Malgré une ligne de défense solide et bien structurée, Glencore-xstrata se trouve quand même dans le viseur de la justice britannique. Après des audiences préliminaires en 2016, la Haute Cour de Londres a ajourné le procès contre la multinationale. Quoi qu'il en soit, il s'agira tôt ou tard de déterminer la responsabilité du géant minier dans la violente répression des manifestants aux abords du site d'espinar, en mai 2012. Ce mois-là, après plusieurs jours d'intenses protestations, la police a tiré sur la foule tuant deux personnes, en blessant une dizaine d'autres. Les plaignants soutiennent que les forces de l'ordre ont agi sur instruction de la direction de Glencore-xstrata qui leur aurait versé des dessous-de-table pour un montant de 500'000 dollars (près de 493'000 francs).
Des accusations que rejette catégoriquement la firme zougoise par la voix de son porte-parole, Charles Watenphul: «Payer, autoriser, verser ou accepter des pots-de-vin est totalement inacceptable. Nous cherchons continuellement à prévenir ce genre de comportements à travers des programmes de formation renforcés par des procédures et des contrôles internes.»
Au Pérou, quantité de communautés vivent à proximité d'exploitations minières dont l'impact sur la santé humaine est non-négligeable. Le site de La Oroya, géré par l'entreprise Doe Run Resources Corporation, filiale du groupe américain Renco, est emblématique de cette situation puisqu'il figure parmi les endroits les plus pollués de la planète. Sise à moins de 200 kilomètres au nord-est de Lima, la ville éponyme recense un nombre particulièrement élevé d'enfants atteints de saturnisme, à l'origine de retards mentaux irréversibles.
Une autre exploitation est régulièrement pointée du doigt dans les rapports des ONG: la mine artisanale de la Rinconada. Perchée à plus de 5'000 mètres au sud-est du Pérou, non loin de la frontière avec la Bolivie, la ville construite aux alentours est considérée comme la plus haute du monde et s'avère très difficile d'accès. Les égouts tout comme les installations sanitaires font défaut, tandis que la violence, les meurtres et la prostitution infantile sont monnaie courante. « Les procédés d'extrac-
tion se font à l'ancienne. L'or extrait illicitement est ensuite légalisé par l'intermédiaire de divers processus avant d'être vendu à des pays étrangers tels que la Suisse», dénonce Jaime Borda, directeur de L'ONG Droits Humains Sans Frontières.

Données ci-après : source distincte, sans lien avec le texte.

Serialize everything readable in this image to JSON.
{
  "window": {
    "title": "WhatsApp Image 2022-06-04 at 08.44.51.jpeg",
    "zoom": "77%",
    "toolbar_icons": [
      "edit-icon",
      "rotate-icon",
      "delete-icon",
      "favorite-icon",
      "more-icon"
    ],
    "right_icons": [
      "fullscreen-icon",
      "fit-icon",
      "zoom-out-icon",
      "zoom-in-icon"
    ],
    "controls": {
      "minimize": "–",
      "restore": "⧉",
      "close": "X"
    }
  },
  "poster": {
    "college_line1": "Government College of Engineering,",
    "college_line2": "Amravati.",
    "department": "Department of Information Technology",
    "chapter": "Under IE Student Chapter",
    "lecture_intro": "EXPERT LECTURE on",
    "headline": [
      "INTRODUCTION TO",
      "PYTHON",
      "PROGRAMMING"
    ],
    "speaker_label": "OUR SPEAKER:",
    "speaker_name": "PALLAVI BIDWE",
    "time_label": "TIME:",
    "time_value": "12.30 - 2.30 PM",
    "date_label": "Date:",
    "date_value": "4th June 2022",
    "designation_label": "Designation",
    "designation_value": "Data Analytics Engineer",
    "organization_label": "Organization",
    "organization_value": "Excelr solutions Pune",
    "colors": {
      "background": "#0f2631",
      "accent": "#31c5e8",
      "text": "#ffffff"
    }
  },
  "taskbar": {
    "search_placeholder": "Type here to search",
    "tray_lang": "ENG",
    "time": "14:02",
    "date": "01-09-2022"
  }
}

Invité à répondre à une série de questions relatives au rôle de l'etat dans la gestion du business minier, à l'échelon local comme Espinar et au niveau national, le ministère de l'energie et des Mines n'a pas donné suite à notre requête.
Ce sombre tableau ne semble pas décourager Raul Loayza, professeur assistant à l'université Cayetano Heredia de Lima. Dans son analyse rédigée à l'occasion de la conférence académique Objectifs du bicentenaire, il évoque «la possibilité de restreindre l'utilisation de substances toxiques comme le mercure et le cyanure en dehors des usines de traitement des minerais, de promouvoir la construction d'usines de traitement de nouvelle génération et d'officialiser celles qui existent déjà en vue de renforcer les contrôles et la gestion environnementale.» L’universitaire rappelle enfin que «des plans de fermeture d'exploitations minières peuvent être actionnés, tout comme des plans de décontamination des secteurs touchés».
Des propos qui redonnent espoir à Melchora Surco et sa famille: «Nous nous battrons pour être indemnisés de tous les torts subis et ferons pression encore et encore sur Glencore-xstrata pour qu'elle prenne les mesures nécessaires afin que nous puissions à nouveau jouir de nos terres, y faire paître notre bétail, cultiver et boire l'eau de nos rivières.»